Patency of the Human Accessory Pancreatic Duct as Determined by Dye-Injection Endoscopic Retrograde Pancreatography

The accessory pancreatic duct (APD) is the smaller and less constant pancreatic duct. The patency of the APD was investigated clinically in an effort to determine its role in pancreatic pathophysiology. Dye-injection endoscopic retrograde pancreatography (ERP) was performed in 190 cases. In the patients who exhibited filling of the fine branches of the ducts on ERP, contrast medium with indigo carmine was injected into the major duodenal papilla. The patency of the APD was determined by observing the excretion of the dye from the minor duodenal papilla.

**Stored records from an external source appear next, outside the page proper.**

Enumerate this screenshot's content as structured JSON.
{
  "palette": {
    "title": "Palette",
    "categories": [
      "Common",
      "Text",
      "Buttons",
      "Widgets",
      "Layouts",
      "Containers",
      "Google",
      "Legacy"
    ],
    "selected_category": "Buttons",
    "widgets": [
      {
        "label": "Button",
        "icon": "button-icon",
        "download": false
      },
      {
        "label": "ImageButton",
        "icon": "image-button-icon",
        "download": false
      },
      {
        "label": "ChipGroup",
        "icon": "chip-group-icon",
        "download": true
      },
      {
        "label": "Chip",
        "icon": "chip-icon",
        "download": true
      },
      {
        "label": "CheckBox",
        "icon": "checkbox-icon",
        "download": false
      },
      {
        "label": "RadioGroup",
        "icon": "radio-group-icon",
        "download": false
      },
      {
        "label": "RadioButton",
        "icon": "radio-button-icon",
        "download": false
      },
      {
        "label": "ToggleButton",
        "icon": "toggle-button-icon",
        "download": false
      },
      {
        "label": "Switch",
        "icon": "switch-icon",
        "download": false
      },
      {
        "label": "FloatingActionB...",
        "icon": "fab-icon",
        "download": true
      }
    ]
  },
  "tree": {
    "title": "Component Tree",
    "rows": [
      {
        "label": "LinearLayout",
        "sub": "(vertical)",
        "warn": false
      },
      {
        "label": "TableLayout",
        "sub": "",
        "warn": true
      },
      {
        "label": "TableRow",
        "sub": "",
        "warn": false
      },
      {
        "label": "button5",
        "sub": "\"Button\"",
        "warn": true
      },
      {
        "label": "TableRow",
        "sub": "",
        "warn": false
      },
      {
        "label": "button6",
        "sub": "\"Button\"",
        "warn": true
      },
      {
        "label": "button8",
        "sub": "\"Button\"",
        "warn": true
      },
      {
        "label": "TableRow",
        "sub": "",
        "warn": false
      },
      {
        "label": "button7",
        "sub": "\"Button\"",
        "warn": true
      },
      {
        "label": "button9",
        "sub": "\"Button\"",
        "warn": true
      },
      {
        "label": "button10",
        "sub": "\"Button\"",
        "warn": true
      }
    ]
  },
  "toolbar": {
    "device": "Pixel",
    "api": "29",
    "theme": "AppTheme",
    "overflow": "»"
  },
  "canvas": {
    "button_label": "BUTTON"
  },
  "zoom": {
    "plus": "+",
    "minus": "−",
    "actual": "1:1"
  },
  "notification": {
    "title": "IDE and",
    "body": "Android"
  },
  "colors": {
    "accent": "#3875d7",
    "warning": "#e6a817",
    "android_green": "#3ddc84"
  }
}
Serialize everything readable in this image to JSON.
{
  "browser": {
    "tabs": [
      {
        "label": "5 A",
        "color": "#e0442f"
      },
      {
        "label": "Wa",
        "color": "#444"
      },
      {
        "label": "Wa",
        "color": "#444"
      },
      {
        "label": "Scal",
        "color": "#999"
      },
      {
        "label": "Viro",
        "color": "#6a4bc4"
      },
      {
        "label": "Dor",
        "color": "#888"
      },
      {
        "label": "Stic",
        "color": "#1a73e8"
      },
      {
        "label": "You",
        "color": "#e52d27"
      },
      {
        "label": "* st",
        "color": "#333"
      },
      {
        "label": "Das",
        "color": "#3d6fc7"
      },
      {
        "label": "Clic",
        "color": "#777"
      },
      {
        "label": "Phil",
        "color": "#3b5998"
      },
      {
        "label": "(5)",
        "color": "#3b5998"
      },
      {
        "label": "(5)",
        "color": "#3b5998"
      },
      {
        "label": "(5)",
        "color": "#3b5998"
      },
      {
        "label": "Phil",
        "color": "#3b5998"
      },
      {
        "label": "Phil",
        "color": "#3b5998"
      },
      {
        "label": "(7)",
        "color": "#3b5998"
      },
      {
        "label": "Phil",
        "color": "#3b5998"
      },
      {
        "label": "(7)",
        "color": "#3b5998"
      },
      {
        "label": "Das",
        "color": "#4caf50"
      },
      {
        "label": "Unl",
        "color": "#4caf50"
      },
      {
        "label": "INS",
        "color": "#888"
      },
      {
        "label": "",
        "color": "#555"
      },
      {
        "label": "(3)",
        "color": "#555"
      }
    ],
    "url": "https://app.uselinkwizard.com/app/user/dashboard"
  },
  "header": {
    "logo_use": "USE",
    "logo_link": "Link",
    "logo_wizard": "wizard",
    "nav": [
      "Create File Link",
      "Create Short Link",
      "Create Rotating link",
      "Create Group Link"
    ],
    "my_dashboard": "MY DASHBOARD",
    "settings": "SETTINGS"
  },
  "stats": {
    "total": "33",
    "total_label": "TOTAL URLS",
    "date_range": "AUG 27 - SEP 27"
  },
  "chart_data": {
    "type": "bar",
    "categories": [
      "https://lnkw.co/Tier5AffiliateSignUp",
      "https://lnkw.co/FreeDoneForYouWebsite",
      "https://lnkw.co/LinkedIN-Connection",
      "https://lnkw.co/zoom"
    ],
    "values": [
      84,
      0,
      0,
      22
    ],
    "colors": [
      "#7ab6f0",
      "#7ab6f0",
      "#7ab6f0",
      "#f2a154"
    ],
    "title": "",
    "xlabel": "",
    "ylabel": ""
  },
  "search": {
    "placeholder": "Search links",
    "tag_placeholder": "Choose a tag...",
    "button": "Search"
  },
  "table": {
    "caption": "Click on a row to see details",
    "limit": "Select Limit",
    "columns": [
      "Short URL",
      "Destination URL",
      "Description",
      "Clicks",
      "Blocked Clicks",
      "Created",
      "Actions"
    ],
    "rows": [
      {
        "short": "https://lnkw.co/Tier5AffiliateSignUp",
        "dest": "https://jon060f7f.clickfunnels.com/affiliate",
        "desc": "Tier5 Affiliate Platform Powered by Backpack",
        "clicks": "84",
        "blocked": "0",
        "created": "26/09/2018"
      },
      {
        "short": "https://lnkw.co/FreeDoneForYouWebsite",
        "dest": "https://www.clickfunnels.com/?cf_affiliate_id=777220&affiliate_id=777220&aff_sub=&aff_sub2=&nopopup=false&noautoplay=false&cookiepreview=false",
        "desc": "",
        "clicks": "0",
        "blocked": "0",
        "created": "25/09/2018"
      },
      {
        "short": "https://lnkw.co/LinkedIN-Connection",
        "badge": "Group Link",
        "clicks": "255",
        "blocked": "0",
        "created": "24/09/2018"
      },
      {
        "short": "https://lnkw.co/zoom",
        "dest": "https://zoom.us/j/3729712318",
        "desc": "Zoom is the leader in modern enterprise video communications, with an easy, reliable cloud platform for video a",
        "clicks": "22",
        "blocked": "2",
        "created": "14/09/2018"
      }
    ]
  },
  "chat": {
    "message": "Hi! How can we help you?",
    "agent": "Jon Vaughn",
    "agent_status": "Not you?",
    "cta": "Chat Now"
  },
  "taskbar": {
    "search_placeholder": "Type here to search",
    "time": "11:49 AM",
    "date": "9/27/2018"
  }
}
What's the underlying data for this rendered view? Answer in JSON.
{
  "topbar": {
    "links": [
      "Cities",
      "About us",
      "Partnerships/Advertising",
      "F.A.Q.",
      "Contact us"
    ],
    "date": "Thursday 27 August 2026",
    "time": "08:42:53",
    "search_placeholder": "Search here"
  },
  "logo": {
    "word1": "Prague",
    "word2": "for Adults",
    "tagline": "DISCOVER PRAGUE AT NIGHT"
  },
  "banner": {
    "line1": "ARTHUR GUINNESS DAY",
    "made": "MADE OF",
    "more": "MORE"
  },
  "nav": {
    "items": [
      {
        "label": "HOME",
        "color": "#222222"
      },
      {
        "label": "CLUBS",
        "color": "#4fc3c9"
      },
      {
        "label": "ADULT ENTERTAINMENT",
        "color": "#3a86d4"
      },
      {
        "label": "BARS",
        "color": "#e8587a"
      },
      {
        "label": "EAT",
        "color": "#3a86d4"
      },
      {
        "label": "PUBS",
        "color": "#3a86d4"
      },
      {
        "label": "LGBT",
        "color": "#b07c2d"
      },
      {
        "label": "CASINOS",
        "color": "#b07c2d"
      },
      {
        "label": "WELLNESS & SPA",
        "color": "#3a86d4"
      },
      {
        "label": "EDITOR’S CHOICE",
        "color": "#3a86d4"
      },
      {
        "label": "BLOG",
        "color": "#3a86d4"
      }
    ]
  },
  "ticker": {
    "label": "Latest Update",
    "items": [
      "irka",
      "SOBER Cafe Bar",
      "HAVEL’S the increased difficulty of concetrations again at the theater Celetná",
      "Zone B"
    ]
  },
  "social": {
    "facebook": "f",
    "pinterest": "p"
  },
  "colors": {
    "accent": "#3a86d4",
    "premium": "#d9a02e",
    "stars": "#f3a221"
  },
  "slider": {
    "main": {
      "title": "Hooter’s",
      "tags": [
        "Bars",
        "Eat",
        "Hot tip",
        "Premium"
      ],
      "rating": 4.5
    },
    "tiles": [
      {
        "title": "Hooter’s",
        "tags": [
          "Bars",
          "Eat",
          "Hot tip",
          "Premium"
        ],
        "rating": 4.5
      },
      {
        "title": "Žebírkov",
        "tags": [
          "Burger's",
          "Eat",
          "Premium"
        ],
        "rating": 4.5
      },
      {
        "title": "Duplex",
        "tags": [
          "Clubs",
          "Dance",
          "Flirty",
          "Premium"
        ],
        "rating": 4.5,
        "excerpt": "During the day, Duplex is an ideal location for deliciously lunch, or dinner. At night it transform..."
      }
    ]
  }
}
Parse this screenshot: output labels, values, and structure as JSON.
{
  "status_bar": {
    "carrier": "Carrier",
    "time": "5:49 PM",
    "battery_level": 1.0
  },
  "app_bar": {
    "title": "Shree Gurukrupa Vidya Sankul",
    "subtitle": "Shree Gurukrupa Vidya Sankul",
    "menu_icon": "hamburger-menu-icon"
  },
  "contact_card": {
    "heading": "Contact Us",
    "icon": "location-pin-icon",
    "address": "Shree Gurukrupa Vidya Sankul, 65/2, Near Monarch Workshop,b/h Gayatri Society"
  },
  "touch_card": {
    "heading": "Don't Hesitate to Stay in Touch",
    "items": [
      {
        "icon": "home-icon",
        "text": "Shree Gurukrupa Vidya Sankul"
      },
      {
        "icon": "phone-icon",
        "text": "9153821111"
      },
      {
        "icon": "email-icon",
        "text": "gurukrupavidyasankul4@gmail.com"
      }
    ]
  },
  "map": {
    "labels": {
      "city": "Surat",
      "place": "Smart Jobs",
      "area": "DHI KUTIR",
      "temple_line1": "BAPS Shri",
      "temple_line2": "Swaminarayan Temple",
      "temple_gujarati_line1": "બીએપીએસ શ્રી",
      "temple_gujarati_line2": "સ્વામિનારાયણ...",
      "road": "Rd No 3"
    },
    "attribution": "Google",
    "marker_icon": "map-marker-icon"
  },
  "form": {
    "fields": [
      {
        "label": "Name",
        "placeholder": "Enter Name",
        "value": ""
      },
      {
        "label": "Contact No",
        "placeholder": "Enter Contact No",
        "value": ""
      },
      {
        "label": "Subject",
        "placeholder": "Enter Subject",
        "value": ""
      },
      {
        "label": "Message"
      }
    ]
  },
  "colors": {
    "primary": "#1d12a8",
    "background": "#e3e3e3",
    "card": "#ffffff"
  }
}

Of the 123 control cases studied, 41% had a patent APD. According to the shape of the terminal portion of the APD on accessory pancreatogram, it was classified as either the stick type (n = 63), branch type (n = 15), saccular type (n = 15), spindle type (n = 11), or cudgel type (n = 8). In these groups, 49, 0, 27, 82, and 87% of the APD were patent, respectively. The patency of the APD in the patients with acute pancreatitis was 6% (1 of 17). The difference in patency between this group and the control group was significant (p < 0.01). The patency of the APD varies with the shape of the terminal portion of the APD. A patent APD may prevent acute pancreatitis by lowering the pressure in the main pancreatic ducts.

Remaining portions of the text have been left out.